REFLEXIONES

¡LECTOR! Dejemos que usted y yo aprendamos, de este interesante Capítulo, cuán absolutamente inadecuado e impropio es, en un hijo de Dios, llamado a salir de la caída de Adán de la naturaleza, y redimido de la ley de las obras, estar enredado en los tribunales de Dios. Judicatura terrenal, cuando profesamos buscar una ciudad que tenga fundamentos, cuyo arquitecto y constructor es Dios. ¡Oh! ¡Qué reproche es, como dice el Apóstol, ver a un hermano acudiendo a la ley con otro hermano, y eso ante los incrédulos!
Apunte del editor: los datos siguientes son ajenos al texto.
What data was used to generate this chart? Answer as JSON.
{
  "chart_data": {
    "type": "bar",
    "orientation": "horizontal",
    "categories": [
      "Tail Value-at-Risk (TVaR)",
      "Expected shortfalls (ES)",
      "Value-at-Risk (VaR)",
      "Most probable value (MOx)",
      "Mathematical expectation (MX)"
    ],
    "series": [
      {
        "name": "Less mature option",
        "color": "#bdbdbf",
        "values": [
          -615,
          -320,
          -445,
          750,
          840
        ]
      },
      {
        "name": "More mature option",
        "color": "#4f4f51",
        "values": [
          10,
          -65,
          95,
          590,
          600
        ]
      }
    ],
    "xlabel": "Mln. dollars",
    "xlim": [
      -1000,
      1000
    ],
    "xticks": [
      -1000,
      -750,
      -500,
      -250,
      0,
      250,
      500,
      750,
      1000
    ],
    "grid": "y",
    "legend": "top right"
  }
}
Detengámonos una y otra vez sobre esa preciosa Escritura de los pecadores lavados, santificados y justificados, cuando fueron sacados de las tinieblas de la naturaleza y de la sombra de la muerte. Y, ¡oh! qué vista deliciosa estamos llamados a contemplar, cuando se nos dice, y con tal seguridad de testimonio indudable, que nuestros cuerpos son los templos del Espíritu Santo. Salomón quedó asombrado al contemplar la infinita condescendencia de Jehová para considerar la casa; que había hecho.

¡He aquí, (dijo él), el cielo y el cielo de los cielos no te pueden contener! Pero aquí estamos llamados a contemplar a Dios, el Espíritu Santo haciendo de los cuerpos de su pueblo su templo. ¡Señor! dame la gracia de honrar a los miembros del cuerpo místico de Cristo, que son la residencia del Espíritu Santo; y nunca por ningún acto de pecado y enfermedad; profana lo que el Señor llama su templo. ¡Precioso Señor Jesús! que nunca pierda de vista esta bendita verdad: que soy tuyo y comprado por precio. ¡Oh! ¡que cada pensamiento, palabra y acción pueda dar gloria a tu Santo Nombre!